The interim final rule does not change this proposal from the NPR. The FDIC said many people who submitted comments said it was important to limit any “additional payments” as a means of reducing moral hazard and instilling market discipline. Others were concerned with the prohibition of any additional payments to holders of long-term debt, which is defined as debt with an original term of more than 360 days, based on the misapprehension that shorter-term creditors are likely to receive such payments.


The FDIC said in its press release that, under the standards of Dodd-Frank and the interim final rule, the concern is unwarranted. Short-term debtholders are highly unlikely to meet the criteria set forth in the statute for permitting payment of additional amounts. In virtually all cases, holders of shorter-term debt will receive the same pro rata share of their claim that is being provided to the long-term debtholders.


Under the interim final rule, no creditor can receive any additional payment unless the FDIC Board of Directors has determined, by recorded vote, that the payments meet the statutory standards. In addition, such payments are subject to recoupment if ultimate recoveries are insufficient to repay any temporary government liquidity support provided as part of the orderly wind-down. This recoupment must occur before imposition of a general industry assessment to cover any shortfalls.

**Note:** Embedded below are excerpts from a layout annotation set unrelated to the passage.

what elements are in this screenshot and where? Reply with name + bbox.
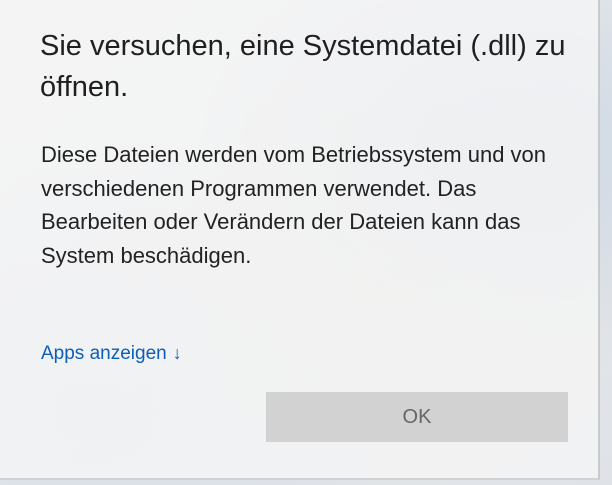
dialog-message: Diese Dateien werden vom Betriebssystem … — [41, 142, 547, 268]
show-apps-link-label: Apps anzeigen — [41, 343, 167, 364]
dialog-title: Sie versuchen, eine Systemdatei (.dll) z… — [40, 30, 566, 103]
system-file-warning-dialog: Sie versuchen, eine Systemdatei (.dll) z… — [0, 0, 600, 480]
arrow-down-icon: ↓ — [172, 343, 182, 363]
show-apps-link[interactable]: Apps anzeigen ↓ — [41, 343, 182, 365]
ok-button[interactable]: OK — [266, 392, 568, 442]
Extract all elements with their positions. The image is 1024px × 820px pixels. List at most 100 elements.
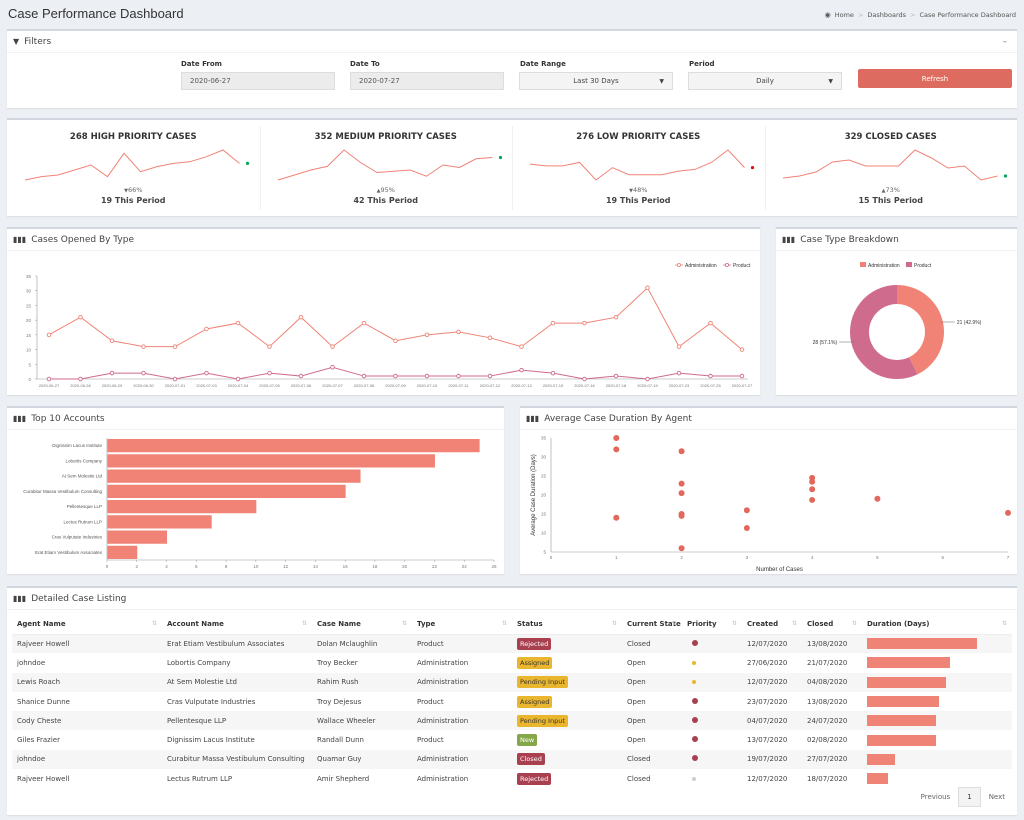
column-header[interactable]: Account Name ⇅ (162, 615, 312, 635)
table-row[interactable]: Cody Cheste Pellentesque LLP Wallace Wheel… (12, 711, 1012, 731)
scatter-point[interactable] (613, 435, 620, 441)
scatter-point[interactable] (743, 507, 750, 514)
sort-icon[interactable]: ⇅ (1002, 620, 1007, 627)
data-point[interactable] (78, 314, 83, 320)
data-point[interactable] (708, 373, 713, 379)
column-header[interactable]: Priority ⇅ (682, 615, 742, 635)
data-point[interactable] (582, 376, 587, 382)
table-row[interactable]: Rajveer Howell Lectus Rutrum LLP Amir Shep… (12, 769, 1012, 788)
period-select[interactable]: Daily ▼ (688, 72, 842, 90)
legend-label[interactable]: Product (733, 263, 751, 269)
bar[interactable] (107, 454, 435, 468)
previous-button[interactable]: Previous (921, 793, 951, 801)
column-header[interactable]: Closed ⇅ (802, 615, 862, 635)
date-to-input[interactable]: 2020-07-27 (350, 72, 504, 90)
scatter-point[interactable] (678, 490, 685, 497)
next-button[interactable]: Next (989, 793, 1005, 801)
column-header[interactable]: Current State ⇅ (622, 615, 682, 635)
scatter-point[interactable] (809, 486, 816, 493)
sort-icon[interactable]: ⇅ (612, 620, 617, 627)
data-point[interactable] (141, 344, 146, 349)
data-point[interactable] (456, 329, 461, 335)
scatter-point[interactable] (678, 448, 685, 455)
data-point[interactable] (235, 320, 241, 326)
scatter-point[interactable] (613, 446, 620, 453)
data-point[interactable] (456, 373, 461, 379)
sort-icon[interactable]: ⇅ (852, 620, 857, 627)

The interim final rule also addresses discrete issues within the following broad areas:


1. The authority to continue operations by paying for services provided by employees and others (by clarifying the payment for services rendered under personal services contracts);


2. The treatment of creditors (by clarifying the measure of damages for contingent claims); and


3. The application of proceeds from the liquidation of subsidiaries (by reiterating the current treatment under corporate and insolvency law that remaining shareholder value is paid to the shareholders of any subsidiary).